In Difficult Times, What Happens in You is Most Important
In Difficult Times, What Happens in You is Most Important
By Rick Warren
By Rick Warren
“Paul said to the centurion and the soldiers, ‘Unless these men stay with the ship, you cannot be saved’” (Acts 27:31 NIV).
Life is not fair. You will have problems, difficulties, and hurts that will make you better or bitter. You will either grow up or give up. Either you’ll become who God wants you to be or your heart will become hard. You have to decide how you are going to respond to the tough times in your life. How will you handle it?
When you go through those difficult times, what happens to you is not nearly as important as what happens in you. That’s what you take into eternity — not the circumstances but your character.
In Acts 27, we learn three ways you shouldn’t respond in trials:
1. Don’t drift. “The ship was caught by the storm and could not head into the wind; so we gave way to it and were driven along” (Acts 27:15 NIV). The ship carrying Paul and other prisoners to Rome was in the middle of the Mediterranean and hadn’t seen the sun for 14 days, so they couldn’t get any bearings, and they started to drift.
When they face difficulty, some people start drifting through life. They have no goal, purpose, ambition, or dream for their life. Today, we call this “coasting.” The problem with coasting is that you’re headed downhill. Life is not a coast. Life’s tough. Don’t lose your ambition or your dream just because life gets hard.
2. Don’t discard. “We took such a violent battering from the storm that the next day they began to throw the cargo overboard” (Acts 27:18 NIV). The men in charge needed to lighten the ship, so they threw the cargo overboard, then the tackle and the food. They were discarding things they needed because the storm was so tough.
When you get in a storm and the stress gets unbearable, you tend to start abandoning values and relationships you would not let go of in better times. You say, “I’m giving up on my marriage. I’m giving up on my dream to go to college.”

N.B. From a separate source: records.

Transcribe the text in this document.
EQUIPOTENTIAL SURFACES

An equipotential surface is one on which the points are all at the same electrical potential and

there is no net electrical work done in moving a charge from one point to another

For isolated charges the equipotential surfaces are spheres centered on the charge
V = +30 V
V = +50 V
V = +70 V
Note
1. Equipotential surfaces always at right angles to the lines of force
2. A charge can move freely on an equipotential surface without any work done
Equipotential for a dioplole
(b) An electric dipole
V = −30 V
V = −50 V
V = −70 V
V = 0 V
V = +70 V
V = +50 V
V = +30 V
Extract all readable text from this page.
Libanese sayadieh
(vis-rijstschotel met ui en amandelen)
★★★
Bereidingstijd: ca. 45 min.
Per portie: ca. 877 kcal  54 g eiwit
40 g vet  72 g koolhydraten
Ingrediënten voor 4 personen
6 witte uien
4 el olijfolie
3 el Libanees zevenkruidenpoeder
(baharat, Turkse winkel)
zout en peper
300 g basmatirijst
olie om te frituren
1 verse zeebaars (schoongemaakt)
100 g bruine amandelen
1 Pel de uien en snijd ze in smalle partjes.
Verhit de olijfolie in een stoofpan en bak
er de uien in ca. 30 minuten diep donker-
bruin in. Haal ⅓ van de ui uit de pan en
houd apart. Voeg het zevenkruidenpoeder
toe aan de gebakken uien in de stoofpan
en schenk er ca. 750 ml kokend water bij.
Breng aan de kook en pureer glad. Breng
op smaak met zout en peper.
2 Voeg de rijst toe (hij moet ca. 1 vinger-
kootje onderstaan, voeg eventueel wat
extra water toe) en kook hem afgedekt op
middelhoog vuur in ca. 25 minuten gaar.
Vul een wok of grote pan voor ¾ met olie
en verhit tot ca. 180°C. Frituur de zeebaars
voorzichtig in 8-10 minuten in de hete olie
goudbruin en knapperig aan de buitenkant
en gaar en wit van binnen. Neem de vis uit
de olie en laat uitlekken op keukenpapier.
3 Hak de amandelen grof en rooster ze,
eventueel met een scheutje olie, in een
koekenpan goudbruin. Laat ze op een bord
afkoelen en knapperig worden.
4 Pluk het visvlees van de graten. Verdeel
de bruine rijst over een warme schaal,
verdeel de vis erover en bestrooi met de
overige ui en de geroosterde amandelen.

God says, “Stay with the ship!” For example, have you done that in your marriage? Have you said, “Divorce is not an option for us; we’re going to make it work”? If you haven’t, you’ll always be tempted to walk out. If you don’t throw away the key, you’ll never develop the character God wants you to have. God can change situations and personalities. He can change you. I’ve learned from personal experience that it is never God’s will to run from a difficult situation. God wants you to learn, grow, and develop, and he is there with you all the time.
3. Don’t despair. “We finally gave up all hope of being saved” (Acts 27:20b NIV). After 14 days in total darkness and after giving up their cargo, tackle, and food, the passengers finally give up hope. But they’d forgotten one thing: Even in a storm, God is in control. He hasn’t left you. You may not feel him, but if you feel far from God, guess who moved?
God is with you in the storm, and he’ll help you through it. He is testing you to see if you’ll trust him.